Возвращаемся в холл.
— Симпатично вы устроились, — замечаю добродушно, усаживаясь в одно из кресел и закуривая.
— На то и жены, — отвечает хозяин, переминаясь с ноги на ногу, словно не решил еще, сесть ли ему или продолжать стоять. — У меня на работе и подумать некогда о доме, а жене только дай волю — так и будет тут крутиться с утра до вечера, все вылизывать.
— Медаров, сдается, тоже был человек аккуратный, — говорю, кивая на дверь.
— Да, он был такой… — соглашается, но как-то с неохотой, хозяин. Он мнется и добавляет: — Может быть, выпьем немножко, а? Что предпочитаете?
— Не беспокойтесь. В данном случае это может сойти за подкуп.
— Ну как хотите, — отвечает мужчина со смущенной улыбкой.
— А что пил покойный? — спрашиваю, раз уж об этом зашла речь.
— Мастику. Только мастику.
— Гм… Ну а так — женщины, пьянки, гулянки?
— Нет, не такой он был человек. Сто граммов мастики перед обедом и сто перед ужином — вот и вся его гулянка.
При этих словах хозяин решил наконец сесть во второе кресло — вероятно, понял, что я не тороплюсь уходить.
— Ну, сто в обед и сто вечером— это не перебор, — замечаю все так же добродушно. — Разве что каждый день… Но не будем ковыряться в личной жизни покойного. А как насчет характера? Был ли он, например, общителен?
— В каком смысле? — спрашивает с легким недоумением хозяин.
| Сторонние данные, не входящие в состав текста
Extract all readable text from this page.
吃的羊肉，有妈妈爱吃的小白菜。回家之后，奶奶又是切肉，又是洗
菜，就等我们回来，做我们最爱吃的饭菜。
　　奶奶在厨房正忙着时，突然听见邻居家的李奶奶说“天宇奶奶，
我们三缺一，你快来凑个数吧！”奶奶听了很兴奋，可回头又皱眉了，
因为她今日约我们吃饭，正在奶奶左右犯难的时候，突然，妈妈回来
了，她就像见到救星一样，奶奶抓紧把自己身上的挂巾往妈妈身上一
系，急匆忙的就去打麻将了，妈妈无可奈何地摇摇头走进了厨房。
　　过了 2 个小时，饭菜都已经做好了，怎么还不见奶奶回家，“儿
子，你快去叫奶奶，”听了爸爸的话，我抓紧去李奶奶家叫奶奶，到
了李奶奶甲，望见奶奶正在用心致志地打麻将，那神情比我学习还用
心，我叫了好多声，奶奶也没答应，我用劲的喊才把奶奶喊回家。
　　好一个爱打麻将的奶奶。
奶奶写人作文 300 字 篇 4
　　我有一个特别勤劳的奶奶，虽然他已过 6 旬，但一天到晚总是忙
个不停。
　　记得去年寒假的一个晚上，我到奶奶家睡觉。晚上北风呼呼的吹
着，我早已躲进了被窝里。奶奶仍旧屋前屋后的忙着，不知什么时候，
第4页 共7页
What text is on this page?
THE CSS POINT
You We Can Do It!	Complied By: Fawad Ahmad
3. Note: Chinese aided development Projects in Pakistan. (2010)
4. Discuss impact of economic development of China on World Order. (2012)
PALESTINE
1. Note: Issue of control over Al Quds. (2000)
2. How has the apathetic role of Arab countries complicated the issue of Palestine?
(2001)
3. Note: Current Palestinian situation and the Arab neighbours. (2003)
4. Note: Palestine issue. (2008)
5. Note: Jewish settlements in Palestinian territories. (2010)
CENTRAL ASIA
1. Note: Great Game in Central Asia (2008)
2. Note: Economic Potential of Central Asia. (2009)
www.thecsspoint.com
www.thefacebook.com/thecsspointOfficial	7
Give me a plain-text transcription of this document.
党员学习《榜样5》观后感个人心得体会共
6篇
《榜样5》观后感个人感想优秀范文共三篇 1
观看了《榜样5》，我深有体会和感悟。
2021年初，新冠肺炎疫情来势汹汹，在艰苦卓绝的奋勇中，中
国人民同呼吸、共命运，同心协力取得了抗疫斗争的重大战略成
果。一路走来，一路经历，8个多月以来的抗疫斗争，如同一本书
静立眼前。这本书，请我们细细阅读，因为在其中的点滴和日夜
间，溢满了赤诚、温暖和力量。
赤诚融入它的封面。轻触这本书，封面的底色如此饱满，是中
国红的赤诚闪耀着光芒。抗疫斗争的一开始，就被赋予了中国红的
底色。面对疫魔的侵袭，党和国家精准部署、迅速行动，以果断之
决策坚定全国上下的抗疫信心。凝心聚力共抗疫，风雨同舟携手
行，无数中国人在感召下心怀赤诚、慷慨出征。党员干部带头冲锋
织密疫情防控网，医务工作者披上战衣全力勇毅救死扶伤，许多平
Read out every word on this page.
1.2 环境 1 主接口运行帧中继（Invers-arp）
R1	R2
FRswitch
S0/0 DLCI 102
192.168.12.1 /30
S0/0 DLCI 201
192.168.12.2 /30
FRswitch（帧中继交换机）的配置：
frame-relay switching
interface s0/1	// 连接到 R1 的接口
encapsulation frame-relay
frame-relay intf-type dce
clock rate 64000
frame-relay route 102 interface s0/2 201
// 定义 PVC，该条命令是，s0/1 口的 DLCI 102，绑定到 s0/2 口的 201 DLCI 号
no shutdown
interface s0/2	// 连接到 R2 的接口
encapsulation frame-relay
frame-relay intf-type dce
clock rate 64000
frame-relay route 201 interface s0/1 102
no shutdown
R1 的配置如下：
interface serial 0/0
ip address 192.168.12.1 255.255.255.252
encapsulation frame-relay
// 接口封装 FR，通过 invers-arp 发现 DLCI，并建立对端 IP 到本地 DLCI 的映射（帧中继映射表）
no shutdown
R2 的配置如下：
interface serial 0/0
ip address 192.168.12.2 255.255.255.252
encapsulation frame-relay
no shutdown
— Принимал ли гостей, сам ли бывал где?
— Что вы! Совсем редко выходил из дому. Да и то лишь в ресторан напротив. Там он пил мастику.
— С кем пил?
— Один. Всегда один. А сюда — я вообще не помню, чтоб кто-нибудь приходил.
— Так, значит… — киваю. — А почему он поселился именно у вас?
— Да как вам сказать… Я был у него шофером до Девятого. Точнее — в "Комете"…
— Что это такое — "Комета"?
— Фирма такая была… торговая… Товарищество… Из трех человек… Инженер Костов, Медаров и Танев. Отсюда и название "Комета": Костов, Медаров, Танев — по слогу от фамилии каждого.
— Ага… Ну, Костов исчез бесследно, это мы знаем. Медаров тоже исчез, хотя и не так бесследно. А Танев? Где Танев? Тот, третий?
— Где ему быть? — Хозяин пожимает плечами. — Тут, где-нибудь в Софии должен быть. Встречал я его…
— Недавно?
Собеседник отрицательно покачал головой.
— Давно уж его не видел.
— А не знаете, Медаров встречался с Таневым?
Снова отрицательное покачивание головой.
— И об этом ничего не знаю.
Наступает короткая пауза. Что касается меня, я привык к паузам. Хозяин, однако, чувствует известное неудобство.